The expansion plan is a reminder of just how vast Saudi oil reserves are and how little exploration is needed to maintain output. Last year, according to Saudi Aramco's annual report, the state-owned oil firm drilled just 13 exploration wells. In the United States, oil companies drilled 4,005 exploration wells, according to the Energy Information Administration.
This field, Shaybah, was discovered in 1968. Thirty years later, technological advances that permit oil rigs to drill horizontally as well as vertically enabled Saudi Aramco to start exploiting the field by putting the rigs on stable salt flats and drilling under 500-foot dunes rather than through them. The kingdom is considering adding more production later.
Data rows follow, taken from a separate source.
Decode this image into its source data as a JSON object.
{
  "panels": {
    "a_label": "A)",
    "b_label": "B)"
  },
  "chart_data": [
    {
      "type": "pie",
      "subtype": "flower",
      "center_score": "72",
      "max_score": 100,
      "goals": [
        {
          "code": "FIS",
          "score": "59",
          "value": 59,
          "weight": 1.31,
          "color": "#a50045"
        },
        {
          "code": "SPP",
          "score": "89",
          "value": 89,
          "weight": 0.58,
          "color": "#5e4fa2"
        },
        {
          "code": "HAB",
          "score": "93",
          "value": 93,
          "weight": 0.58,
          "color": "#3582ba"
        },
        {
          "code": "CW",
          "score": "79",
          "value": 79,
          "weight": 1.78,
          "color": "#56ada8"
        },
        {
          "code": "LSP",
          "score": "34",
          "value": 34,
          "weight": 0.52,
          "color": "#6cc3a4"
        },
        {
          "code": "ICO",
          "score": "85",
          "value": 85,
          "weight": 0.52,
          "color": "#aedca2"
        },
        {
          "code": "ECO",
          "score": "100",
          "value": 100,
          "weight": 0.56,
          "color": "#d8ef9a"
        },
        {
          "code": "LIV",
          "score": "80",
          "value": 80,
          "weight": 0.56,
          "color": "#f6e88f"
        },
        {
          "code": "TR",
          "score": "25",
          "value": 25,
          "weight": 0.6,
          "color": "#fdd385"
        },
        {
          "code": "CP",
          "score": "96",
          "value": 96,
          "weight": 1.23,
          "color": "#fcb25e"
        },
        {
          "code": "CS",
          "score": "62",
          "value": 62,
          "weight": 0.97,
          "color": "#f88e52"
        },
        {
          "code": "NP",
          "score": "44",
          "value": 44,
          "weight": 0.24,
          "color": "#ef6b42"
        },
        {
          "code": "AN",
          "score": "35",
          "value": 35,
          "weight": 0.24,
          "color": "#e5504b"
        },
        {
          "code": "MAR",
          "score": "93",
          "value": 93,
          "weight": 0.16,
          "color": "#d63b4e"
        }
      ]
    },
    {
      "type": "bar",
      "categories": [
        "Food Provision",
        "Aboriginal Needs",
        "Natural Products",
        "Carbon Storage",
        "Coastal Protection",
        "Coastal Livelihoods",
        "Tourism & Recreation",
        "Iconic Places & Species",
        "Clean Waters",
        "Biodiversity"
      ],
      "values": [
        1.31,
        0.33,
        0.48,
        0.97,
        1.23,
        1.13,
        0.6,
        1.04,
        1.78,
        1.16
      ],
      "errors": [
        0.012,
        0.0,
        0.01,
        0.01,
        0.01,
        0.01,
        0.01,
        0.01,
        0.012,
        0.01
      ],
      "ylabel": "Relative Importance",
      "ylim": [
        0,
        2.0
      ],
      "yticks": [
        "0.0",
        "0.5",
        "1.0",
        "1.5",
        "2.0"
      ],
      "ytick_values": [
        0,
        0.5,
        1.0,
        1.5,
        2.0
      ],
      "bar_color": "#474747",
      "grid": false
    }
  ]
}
It isn't only the size of the Shaybah expansion that matters. It's the oil's extremely high quality. Most of the spare oil production capacity in Saudi Arabia is much thicker, lower-quality crude with high sulfur content, which relatively few of the world's refineries can handle. Although most of the new Saudi production that will be brought in over the next year is high-quality oil, later production increments will be forced to tap the kingdom's heavier crude reserves, Saudi Aramco said.
To increase the market for those crude grades, Saudi Arabia is building or expanding refineries so that they will be able to process Arab heavy as well as Arab light crude oils. Saudi Aramco is a partner with Shell Oil in a $7 billion expansion and upgrade of a refinery in Port Arthur, Tex. It has signed agreements with ConocoPhillips and Total to build 400,000-barrel export refineries in the Saudi towns of Yanbu and Jubail. It is also a partner with Exxon Mobil and Fujian Petrochemical in tripling the capacity and upgrading a refinery in China's Fujian province.
Saudi Aramco is expanding its refining by nearly 50 percent, with almost all the new capacity capable of processing heavy, sour crude.
In the meantime, demand for the low-quality crude is limited. Last week, even as crude prices rose, Saudi Arabia increased the discount on lower-quality oil by more than $4 a barrel. (It had reduced the discount earlier in the year.) Some refiners in the central United States were paying a premium over the New York Mercantile Exchange price to ensure delivery of the high-quality West Texas intermediate grade they needed. "The explanation is that there is a shortage of light, sweet crude, not crude," said Philip K. Verleger Jr., an oil consultant in Aspen, Colo.
This week, Saudi Oil Minister Ali al-Naimi reiterated pledges that Saudi Arabia would eventually deliver 1 million barrels of oil a day to China and keep the world well supplied.
Some analysts said that could be difficult because many of Saudi Arabia's oil fields are old and in decline. The rate of natural decline in Saudi fields was slightly faster than anticipated this year, according to a Saudi strategist who spoke on condition of anonymity because he is not authorized to speak publicly on the subject. From 2005 to 2009, output from existing Saudi fields is expected to decline by 800,000 barrels a day. But Saudi Arabia's output capacity is about the same as it was 30 years ago.
If the amount of oil the Saudis can produce is open to question, the cost of production is not. Naimi estimated that it costs Saudi Arabia about $2 to produce a barrel of oil. Developing new fields is also cheap, he said, running about a quarter or less of exploration and development costs elsewhere. Asked whether Saudi Arabia would be interested in investing in Canadian tar sands, which require more than $40 per barrel in investment, Naimi said there would be no point.
Sitting in the twilight looking out over the complex that houses 740 workers in Shaybah, Obaid said the prospects still seem immense. The oil wells are within 10 miles of the base here, but unexplored dunes of the massive Empty Quarter stretch much further. Obaid said, "We have huge areas still."